Bullough was eventually diagnosed with Lyme disease, an illness caused by various species of bacteria in the genus Borrelia that live in the guts of ticks. Once transmitted to humans, it can attack the immune system and lead to serious health complications such as arthritis, meningitis, neurological problems, even heart failure. While Lyme disease can sometimes be treated with antibiotics if detected early, not everyone responds and for patients such as Bullough who have developed chronic symptoms, there is currently no cure.
This is particularly concerning as Lyme disease appears to be on the rise, something scientists have attributed to climate change, creating conditions in which tick populations can thrive. While the disease is currently estimated to affect between 2,000 and 3,000 new people every year in the UK, the National Institute for Health and Care Excellence (Nice) suspects the real figure is far higher.
But for scientists, one of the most tragic aspects of Bullough’s story, as with those of many other patients, is that it could potentially have been avoided. In the late 1990s, the first preventive human vaccine, called LYMErix, was developed and 1.4m doses had been administered by the end of 2001. The data suggests it was highly effective, protecting against the disease in almost 90% of cases.
LYMErix wasn’t perfect. It was relatively expensive, did not work in young children, only protected against one strain of Lyme disease and was only available in the US. But it appeared to be the first step towards eradicating the disease for good. Anti-vaccine fear saw it vanish from the market, however, and with that, all scientific research and investment in the field ceased.

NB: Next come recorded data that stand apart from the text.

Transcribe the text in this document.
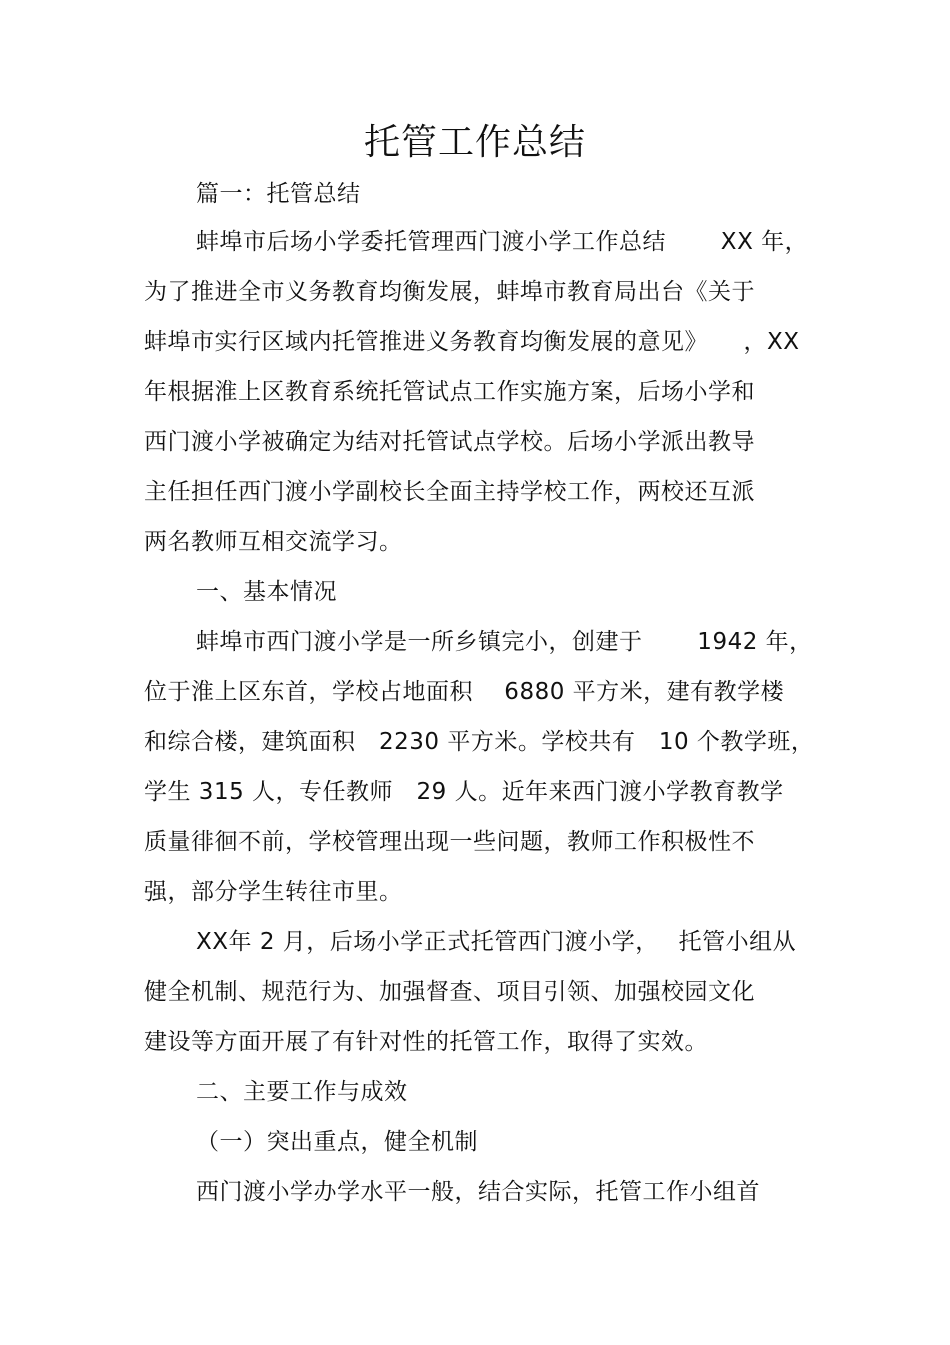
托管工作总结
篇一：托管总结
蚌埠市后场小学委托管理西门渡小学工作总结　　 XX 年，
为了推进全市义务教育均衡发展，蚌埠市教育局出台《关于
蚌埠市实行区域内托管推进义务教育均衡发展的意见》　　，XX
年根据淮上区教育系统托管试点工作实施方案，后场小学和
西门渡小学被确定为结对托管试点学校。后场小学派出教导
主任担任西门渡小学副校长全面主持学校工作，两校还互派
两名教师互相交流学习。
一、基本情况
蚌埠市西门渡小学是一所乡镇完小，创建于　　 1942 年，
位于淮上区东首，学校占地面积　 6880 平方米，建有教学楼
和综合楼，建筑面积　2230 平方米。学校共有　10 个教学班，
学生 315 人，专任教师　29 人。近年来西门渡小学教育教学
质量徘徊不前，学校管理出现一些问题，教师工作积极性不
强，部分学生转往市里。
XX年 2 月，后场小学正式托管西门渡小学，　 托管小组从
健全机制、规范行为、加强督查、项目引领、加强校园文化
建设等方面开展了有针对性的托管工作，取得了实效。
二、主要工作与成效
（一）突出重点，健全机制
西门渡小学办学水平一般，结合实际，托管工作小组首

The death knell for LYMErix proved to be a theory that the vaccine could induce autoimmune reactions in humans. This was partially based on a study from 2000 that found the vaccine contributed to arthritis in hamsters, as well as entirely hypothetical concerns from the US Food and Drug Administration (FDA) panel, which approved LYMErix, that the immune system might overreact and begin to attack healthy tissue along with the Borrelia bacteria.
These ideas were subsequently disproved, but the fear continued to spread. In 1998, the now retracted Lancet study linking the MMR vaccine to autism had been published and the modern anti-vaccine movement was gathering momentum.

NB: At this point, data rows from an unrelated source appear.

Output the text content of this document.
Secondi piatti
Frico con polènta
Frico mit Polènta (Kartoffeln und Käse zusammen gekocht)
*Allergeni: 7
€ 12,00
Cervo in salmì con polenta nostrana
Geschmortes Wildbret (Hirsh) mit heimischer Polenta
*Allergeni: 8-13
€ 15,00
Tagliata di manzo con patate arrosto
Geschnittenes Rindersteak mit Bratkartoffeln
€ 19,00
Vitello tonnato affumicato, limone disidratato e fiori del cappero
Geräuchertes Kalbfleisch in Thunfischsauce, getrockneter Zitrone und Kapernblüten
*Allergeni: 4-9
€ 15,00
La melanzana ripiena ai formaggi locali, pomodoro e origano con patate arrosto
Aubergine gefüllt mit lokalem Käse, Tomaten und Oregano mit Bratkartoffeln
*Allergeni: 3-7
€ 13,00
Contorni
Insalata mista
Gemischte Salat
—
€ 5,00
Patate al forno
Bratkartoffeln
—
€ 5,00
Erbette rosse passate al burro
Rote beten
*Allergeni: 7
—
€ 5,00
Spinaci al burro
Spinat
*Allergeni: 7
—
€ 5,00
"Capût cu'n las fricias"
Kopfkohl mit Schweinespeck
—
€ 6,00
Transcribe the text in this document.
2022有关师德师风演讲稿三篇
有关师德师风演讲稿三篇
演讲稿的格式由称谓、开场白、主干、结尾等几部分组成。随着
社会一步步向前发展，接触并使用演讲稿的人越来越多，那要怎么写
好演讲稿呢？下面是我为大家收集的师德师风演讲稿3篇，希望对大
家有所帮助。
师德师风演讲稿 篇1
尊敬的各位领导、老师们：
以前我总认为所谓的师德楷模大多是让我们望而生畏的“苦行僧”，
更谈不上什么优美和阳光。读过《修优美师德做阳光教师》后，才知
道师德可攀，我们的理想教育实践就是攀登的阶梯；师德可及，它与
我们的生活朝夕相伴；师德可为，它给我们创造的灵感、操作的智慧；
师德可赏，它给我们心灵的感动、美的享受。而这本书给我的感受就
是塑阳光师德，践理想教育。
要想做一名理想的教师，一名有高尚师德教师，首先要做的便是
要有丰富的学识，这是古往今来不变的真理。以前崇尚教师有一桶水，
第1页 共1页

Class action lawsuits were filed against LYMErix’s manufacturer after several incidents of arthritis were reported. But while the evidence suggested that these incidents were unconnected to the vaccine, sales began to plummet and in 2002, the product was withdrawn altogether.
“The consequences have been that, until recently, no manufacturer has wanted to touch this,” says Gregory Poland, who is head of the Mayo Clinic’s Vaccine Research Group in Minnesota. “Some of the anti-vax campaigners had published a statement saying that no matter what kind of Lyme vaccine they develop, we will organise mass protests and lawsuits. In the US, it takes about 10 to 15 years of research and about a billion dollars to develop a vaccine and get it licensed. Since LYMErix, nobody’s been willing to risk that.”